Resucitó al cuarto día
Qué nochecita se sirvieron los neutrales. Un banquete. Un festín. Porque el partido que disputaron esta noche Independiente y Unión quedará en los registros de los registros en mucho tiempo. No solo por el papelón de un elenco local irreconocible durante los primeros 45 minutos (que se retiró chiflado cuando Merlos marcó el final de la primera parte) y un visitante que borró de la cancha al "Rojo" como nunca antes, sino además por el desarrollo teatral del complemento. El conjunto comandado por Gustavo Quinteros reaccionó (¿a tiempo?) para rescatar un punto que por momentos parecía imposible.
Y a los hechos se remite quien escribe estas líneas al hablar de un partido no apto para cardiacos: una frase armada, un cliché, algo poco recomendado en la redacción periodística, pero que le calza justo a los 99 minutos disputados hace poco más de un ratito.
Con la victoria por la mínima en su bolsillo, el Tatengue no se conformó y se floreó a partir de una pelota que cayó en el área del "Rojo" para que Brahian Cuello defina tras una mala intervención defensiva de Independiente. Rodrigo Rey no llegó, Leo Godoy perdió la pulseada en la linea y el atacante izquierdo rival estampó el 0-2. Resultado que Unión se encargaría de ampliar un rato después.
No obstante, Lautaro Del Blanco se encargó de arruinarle ese momento de esperanza al Rojo. Pisando los 39 del primer tiempo, una desatención defensiva imperdonable de Independiente derivó en el, ahora sí, tercero del visitante. Los santafesinos subieron el marcador a 0-3 con una definición del lateral que ningún jugador de rojo pudo rechazar.
Muchas veces no alcanza con aceptar las cosas tal cual son: siempre le buscamos una explicación. Algo que lamentablemente, no había manera de hallar en una tardecita que se transformaba en noche en el Bochini. El Tatengue bailaba a un Rojo desorientado, perdido y sin ideas en el camino. Pero, tal como reza el título del film, los milagros existen. Y cuando hablamos de milagros no lo hacemos en vano: promediando los 46m del adicionado, un centro de Gabriel Ávalos conectó increíblemente en los pies de un alma perdida en el área del Tate: IGANCIO PUSSETTO. Nacho, que venía peleado con el gol, capturó en el área el pase del goleador y la mandó a guardar para romper con la sequía a partir de un zurdazo letal. Tres a uno y al descanso entre murmullos, chiflidos y la bronca de un clima caliente.
Milagro y penal
Comenzaba el segundo tiempo. Con dos cambios encima (el ingreso clave de Santiago Arias y Luciano Cabral) Independiente estaba obligado de ir a buscar el empate. De esa manera, con una obligación traducida en empuje y vergüenza deportiva, el colombiano levantó un centro muy parecido al del otro día contra Central Córdoba. Al paraguayo lo agarraron en el área y Merlos sancionó penal. Así las cosas, el goleador no perdonó: Ávalos definió a colocar para poner al "Orgullo Nacional" en partido rápidamente.

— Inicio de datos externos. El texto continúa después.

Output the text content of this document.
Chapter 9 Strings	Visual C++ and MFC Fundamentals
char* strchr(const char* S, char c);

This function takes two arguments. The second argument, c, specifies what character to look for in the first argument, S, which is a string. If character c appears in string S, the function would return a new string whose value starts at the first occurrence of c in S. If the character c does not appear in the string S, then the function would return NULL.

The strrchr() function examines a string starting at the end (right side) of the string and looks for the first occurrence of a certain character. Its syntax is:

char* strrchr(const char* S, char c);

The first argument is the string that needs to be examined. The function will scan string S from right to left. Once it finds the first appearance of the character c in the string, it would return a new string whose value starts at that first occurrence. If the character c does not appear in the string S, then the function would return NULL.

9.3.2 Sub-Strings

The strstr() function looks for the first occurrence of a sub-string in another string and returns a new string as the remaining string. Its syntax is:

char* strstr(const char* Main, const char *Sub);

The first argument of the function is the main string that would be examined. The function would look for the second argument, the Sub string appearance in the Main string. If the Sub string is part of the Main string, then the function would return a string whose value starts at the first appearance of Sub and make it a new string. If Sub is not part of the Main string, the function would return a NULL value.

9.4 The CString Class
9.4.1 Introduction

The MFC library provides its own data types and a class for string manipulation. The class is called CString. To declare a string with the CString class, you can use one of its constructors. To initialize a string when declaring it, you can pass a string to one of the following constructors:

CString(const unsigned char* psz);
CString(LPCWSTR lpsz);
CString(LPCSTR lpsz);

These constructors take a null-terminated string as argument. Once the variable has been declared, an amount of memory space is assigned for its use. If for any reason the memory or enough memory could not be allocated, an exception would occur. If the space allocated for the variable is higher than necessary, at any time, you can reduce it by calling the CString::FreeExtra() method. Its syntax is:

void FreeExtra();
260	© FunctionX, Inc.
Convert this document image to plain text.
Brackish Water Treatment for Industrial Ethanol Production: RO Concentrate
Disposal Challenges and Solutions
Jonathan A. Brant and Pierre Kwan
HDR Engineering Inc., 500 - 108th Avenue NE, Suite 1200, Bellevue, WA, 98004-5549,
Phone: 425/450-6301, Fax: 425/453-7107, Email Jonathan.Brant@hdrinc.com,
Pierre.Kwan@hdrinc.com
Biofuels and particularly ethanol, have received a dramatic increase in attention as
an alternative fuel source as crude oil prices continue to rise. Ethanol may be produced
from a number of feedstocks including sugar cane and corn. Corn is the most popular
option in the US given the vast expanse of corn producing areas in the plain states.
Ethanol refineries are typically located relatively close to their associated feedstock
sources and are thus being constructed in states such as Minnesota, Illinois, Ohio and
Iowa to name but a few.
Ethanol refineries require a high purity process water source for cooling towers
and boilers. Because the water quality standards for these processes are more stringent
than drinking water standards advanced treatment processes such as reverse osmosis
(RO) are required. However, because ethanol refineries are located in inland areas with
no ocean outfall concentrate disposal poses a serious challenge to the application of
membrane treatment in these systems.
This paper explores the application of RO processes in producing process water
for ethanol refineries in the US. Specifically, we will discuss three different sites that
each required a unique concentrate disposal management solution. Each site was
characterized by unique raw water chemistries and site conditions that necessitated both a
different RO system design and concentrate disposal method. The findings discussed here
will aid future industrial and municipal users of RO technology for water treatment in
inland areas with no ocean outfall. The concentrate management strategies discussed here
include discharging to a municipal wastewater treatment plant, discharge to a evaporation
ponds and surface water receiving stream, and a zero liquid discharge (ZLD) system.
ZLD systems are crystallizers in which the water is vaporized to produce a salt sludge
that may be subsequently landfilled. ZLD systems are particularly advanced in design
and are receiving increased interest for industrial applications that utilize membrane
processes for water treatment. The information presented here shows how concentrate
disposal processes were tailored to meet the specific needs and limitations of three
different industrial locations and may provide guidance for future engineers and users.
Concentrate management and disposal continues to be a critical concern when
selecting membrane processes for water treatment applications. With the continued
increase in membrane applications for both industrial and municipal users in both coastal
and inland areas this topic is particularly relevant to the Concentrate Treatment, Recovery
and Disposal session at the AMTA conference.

De la resignación a la esperanza
Promediando el segundo tiempo, fiel a su estilo, el partido del año se fundió en dos goles más. Luego de un centro sobre la izquierda, Unión conectó de cabeza con Maizon Rodríguez. El zaguero central ganó de arriba tras el centro de su colega defensivo Blanco y sentenció otro baldazo de agua fría para un Independiente que ahora sí parecía vencido.
Pero existe una frase que habla algo así como "no darse por vencido ni aún vencido". Por eso, entre el azar, el empuje y la bronca contenida, el "Rojo" volvió a reaccionar. A Santiago Montiel lo bajaron sobre el carril derecho, Merlos cobró tiro libre y el encargado de ejecutar fue el 40. Ignacio Malcorra tuvo su momento: lanzó un centro venenoso y Gabriel Ávalos apareció de nuevo para ponerle puntos suspensivos a la historia. De cabeza, cual su fuerte, el oriundo de Paraguay le dio otra vida a su equipo.
El broche de oro de una noche dramática y teatral lo puso Juan Manuel Fedorco. Caudillo Fedorco, que volvió de su préstamo en México para construir su camino en Avellaneda. Y que en la noche menos pensada, donde paradójicamente formó parte de una defensa que no defendió jamás, se elevó por los aires y sentenció un 4 a 4 agónico para el desahogo en Avellaneda.